Sophia was planning to use her Domain to herd the Broken Lord to where she wanted him. That was basically what the Wanderer suggested. To get the others to help, all she needed to do was to give them a way for their auras to support hers.
Integrating them into her Domain, like what she was teaching Dav to do, was one option. If she wasn’t relying on her feathers, it would have been a good option for at least Dav, but while he could affect their joint Domain when they merged auras, he couldn’t actually move the feathers. He’d tried; he could affect the plumes of magic but not the physical feathers. It might work or it might not work.
On top of that, Dav was the only one of her companions that could help if they went that way.

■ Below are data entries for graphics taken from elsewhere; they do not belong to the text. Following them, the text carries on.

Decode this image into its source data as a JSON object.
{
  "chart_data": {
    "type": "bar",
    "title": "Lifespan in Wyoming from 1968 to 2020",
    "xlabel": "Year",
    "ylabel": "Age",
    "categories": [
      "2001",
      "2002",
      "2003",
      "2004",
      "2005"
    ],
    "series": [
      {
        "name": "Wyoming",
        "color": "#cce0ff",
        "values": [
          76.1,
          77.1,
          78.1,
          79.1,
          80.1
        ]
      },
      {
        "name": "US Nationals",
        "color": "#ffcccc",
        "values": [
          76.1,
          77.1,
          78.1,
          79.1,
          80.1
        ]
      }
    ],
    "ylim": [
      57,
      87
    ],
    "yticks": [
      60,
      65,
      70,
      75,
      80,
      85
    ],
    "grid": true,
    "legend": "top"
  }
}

No, the better option was to integrate them another way. She was pretty sure she could make them mobile feathers for the purpose of the ritual if she had them wear a handful of plumes spread across their bodies, sort of like ritual attire (though in this case they could wear their normal armor underneath it). Their auras ought to increase the strength of her own locally, which would let them shoo the Broken Lord’s remnants towards the jar by walking around the space.
Sophia sighed to herself as she realized what she was going to have to do. It was positively cliche, but sometimes the cliches existed for a reason. “Everyone can help. I need you to wear some feathers, more than we do for the fights, and station yourselves around the edges of this place. Well, not inside the area with Ansuz … no, wait, two of you should be in that area, at the opposite corners. Listen to what I’m doing, then when I signal you, start walking around the outside of the room while concentrating on either what I’m saying or on how the Broken Lord deserves punishment for what he’s done.”

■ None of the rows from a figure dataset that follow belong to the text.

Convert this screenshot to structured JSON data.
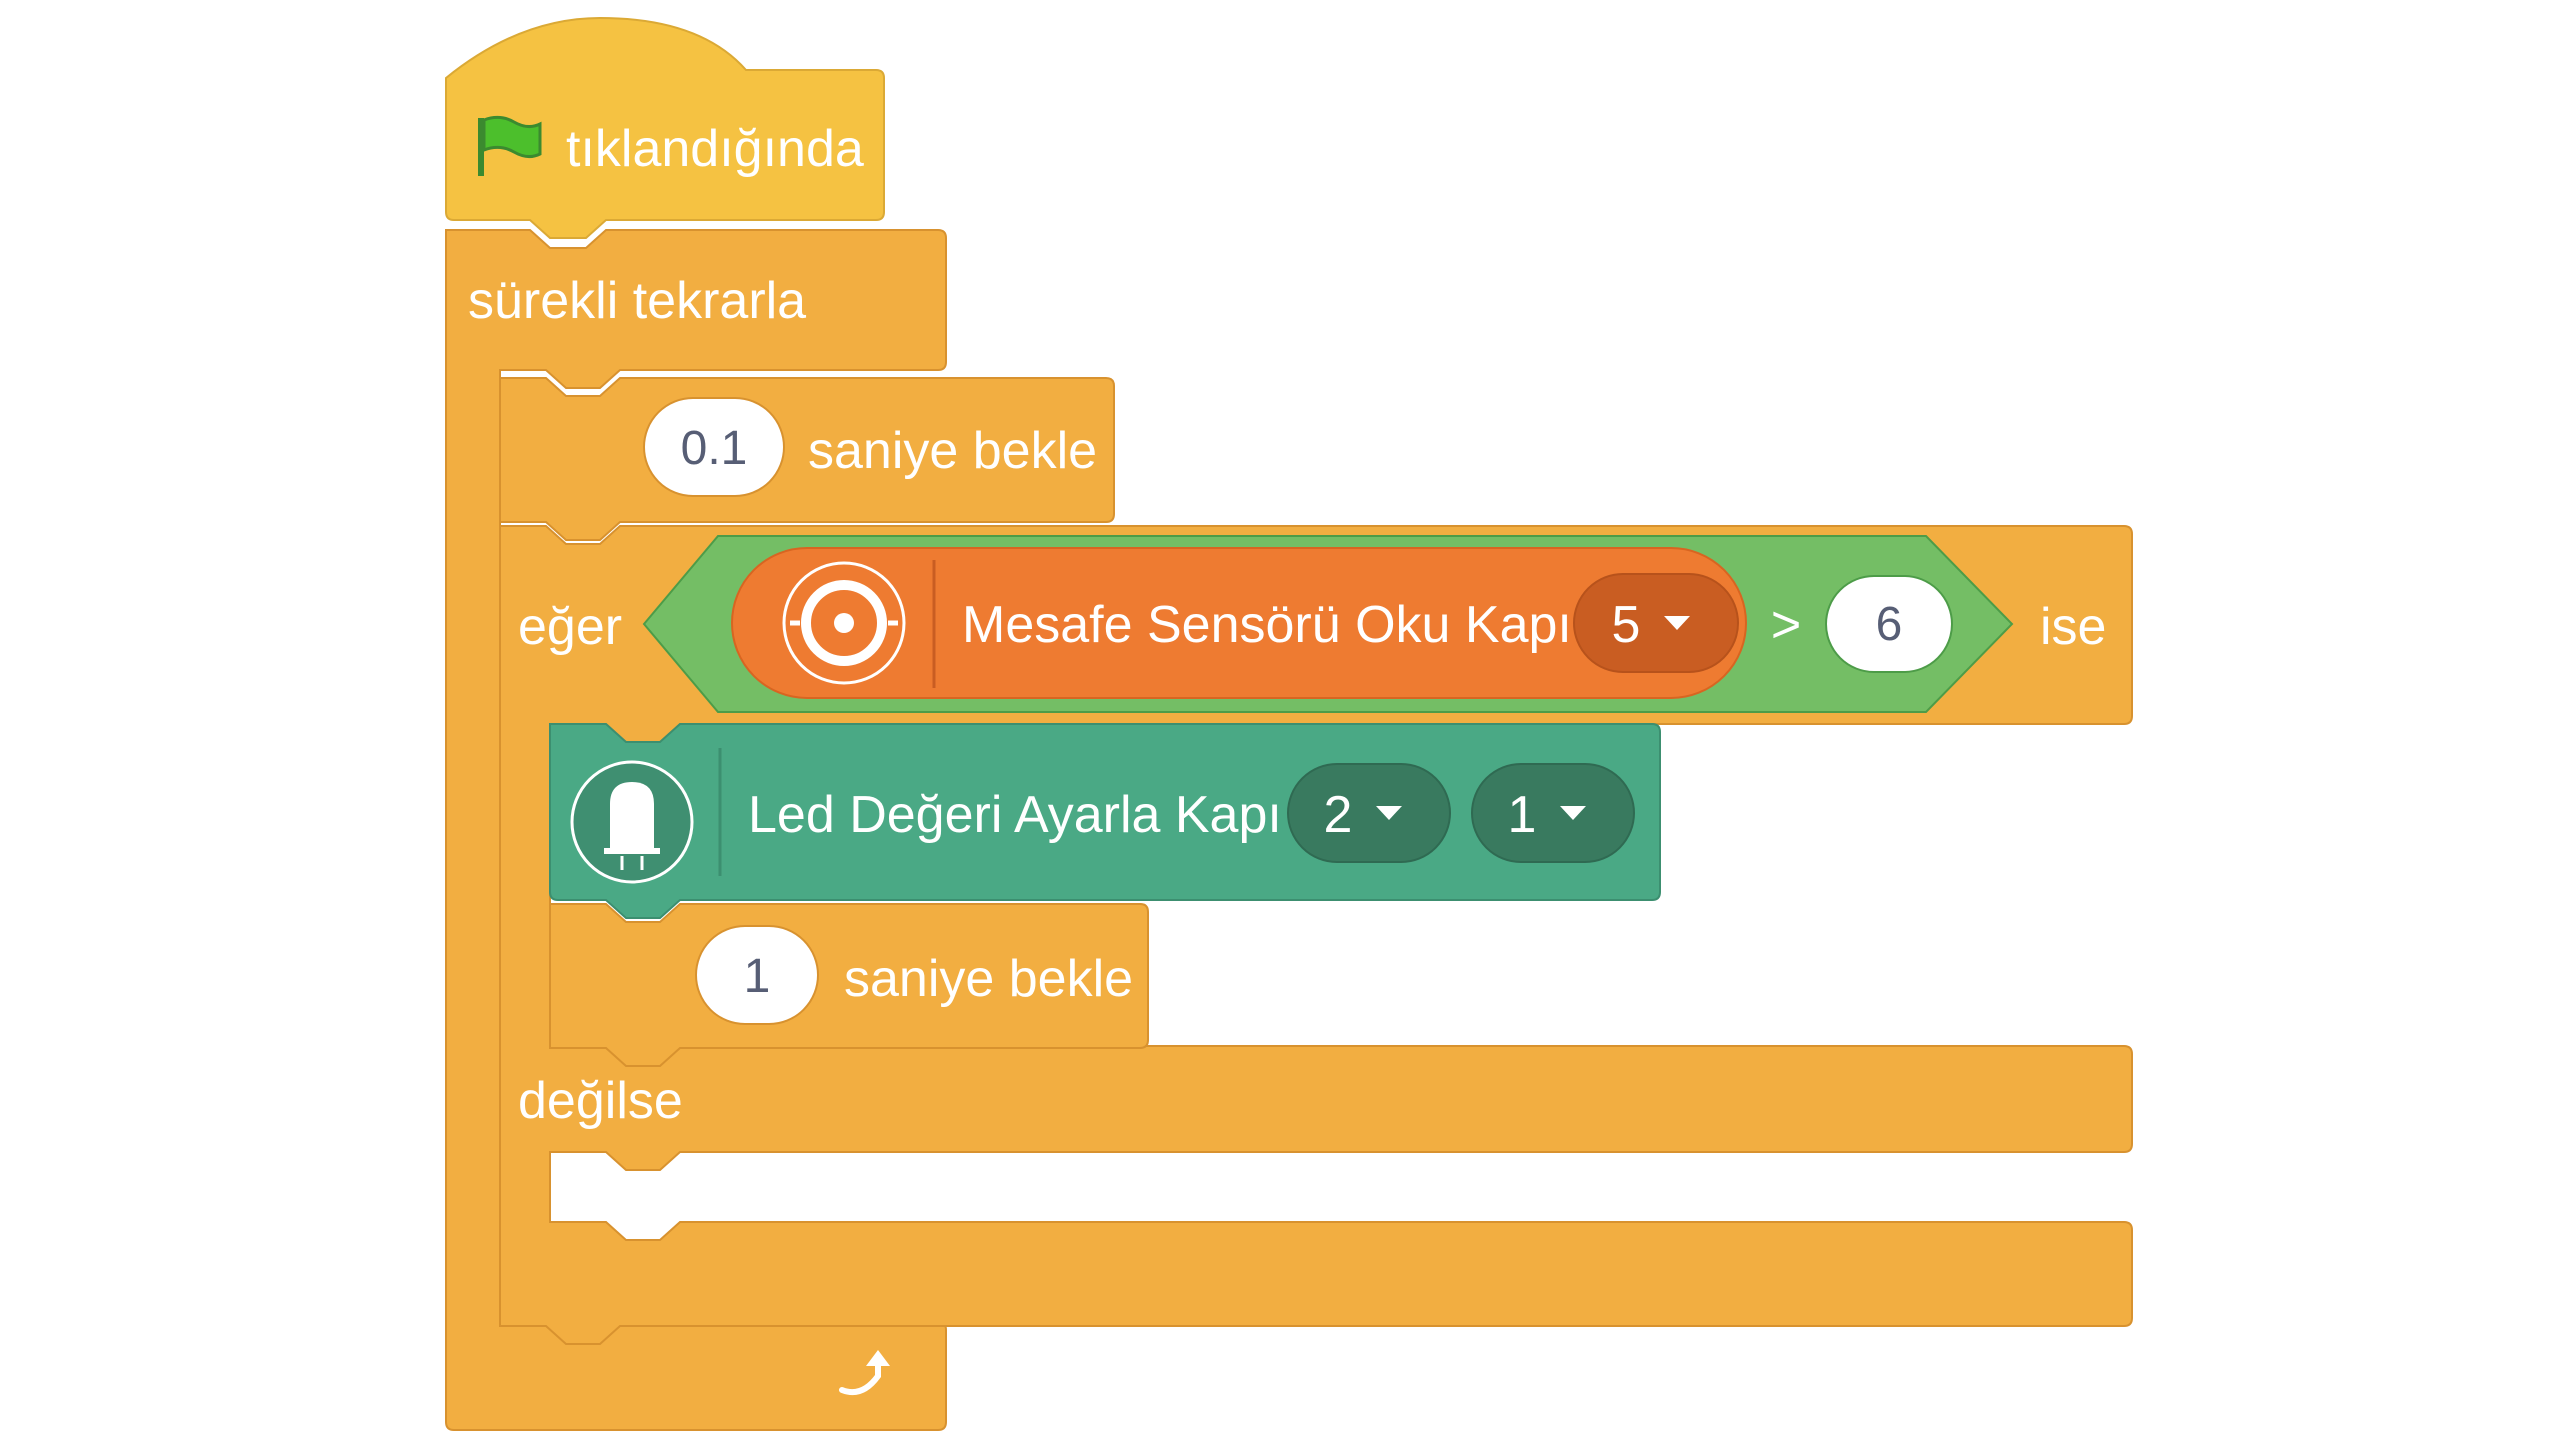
{
  "blocks": {
    "hat": {
      "label": "tıklandığında",
      "icon": "green-flag-icon"
    },
    "forever": {
      "label": "sürekli tekrarla",
      "icon": "loop-arrow-icon"
    },
    "wait1": {
      "value": "0.1",
      "label": "saniye bekle"
    },
    "if_else": {
      "if_label": "eğer",
      "then_label": "ise",
      "else_label": "değilse"
    },
    "compare": {
      "operator": ">",
      "right_value": "6"
    },
    "sensor": {
      "label": "Mesafe Sensörü Oku Kapı",
      "port": "5",
      "icon": "distance-sensor-icon"
    },
    "led": {
      "label": "Led Değeri Ayarla Kapı",
      "port": "2",
      "value": "1",
      "icon": "led-icon"
    },
    "wait2": {
      "value": "1",
      "label": "saniye bekle"
    }
  },
  "colors": {
    "control": "#f2ae41",
    "control_border": "#d8922f",
    "events": "#f5c242",
    "operators": "#74be65",
    "operators_border": "#4d9c48",
    "sensor": "#ee7b31",
    "sensor_border": "#d86521",
    "sensor_dropdown": "#c95d22",
    "led": "#4aa985",
    "led_border": "#3c8f70",
    "led_dropdown": "#397a5f"
  }
}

Sophia needed a couple of people who were fairly evenly strong with their aura handling for the area where Ansuz was. That made it easy. Dav’s aura was stronger than anyone’s other than Sophia’s and she wasn’t certain about Arak’s. Taika had the opposite problem; even though he was third upgrade like everyone else, his aura was smaller. “Amy and Jaycen, you’re the best two for inside the glass with Ansuz. You two will slowly make your way to the door, then go outside and join the group circling the main room. I’d like everyone evenly spaced, more or less, so … Jaycen, please stay at the door until Amy’s far enough in front of you. Oh, and everyone should move sunwise. That will fit the ritual best, for both the passage of time and the orderly process it’s invoking.”
“Can we really help? We aren’t siege mages,” Arak protested.
“Of course you can,” Sophia countered. “This is a ritual with a lead celebrant. Everyone needs to do their part, but you don’t have to understand my part; all you have to do is know your part. I have to bring everything together.”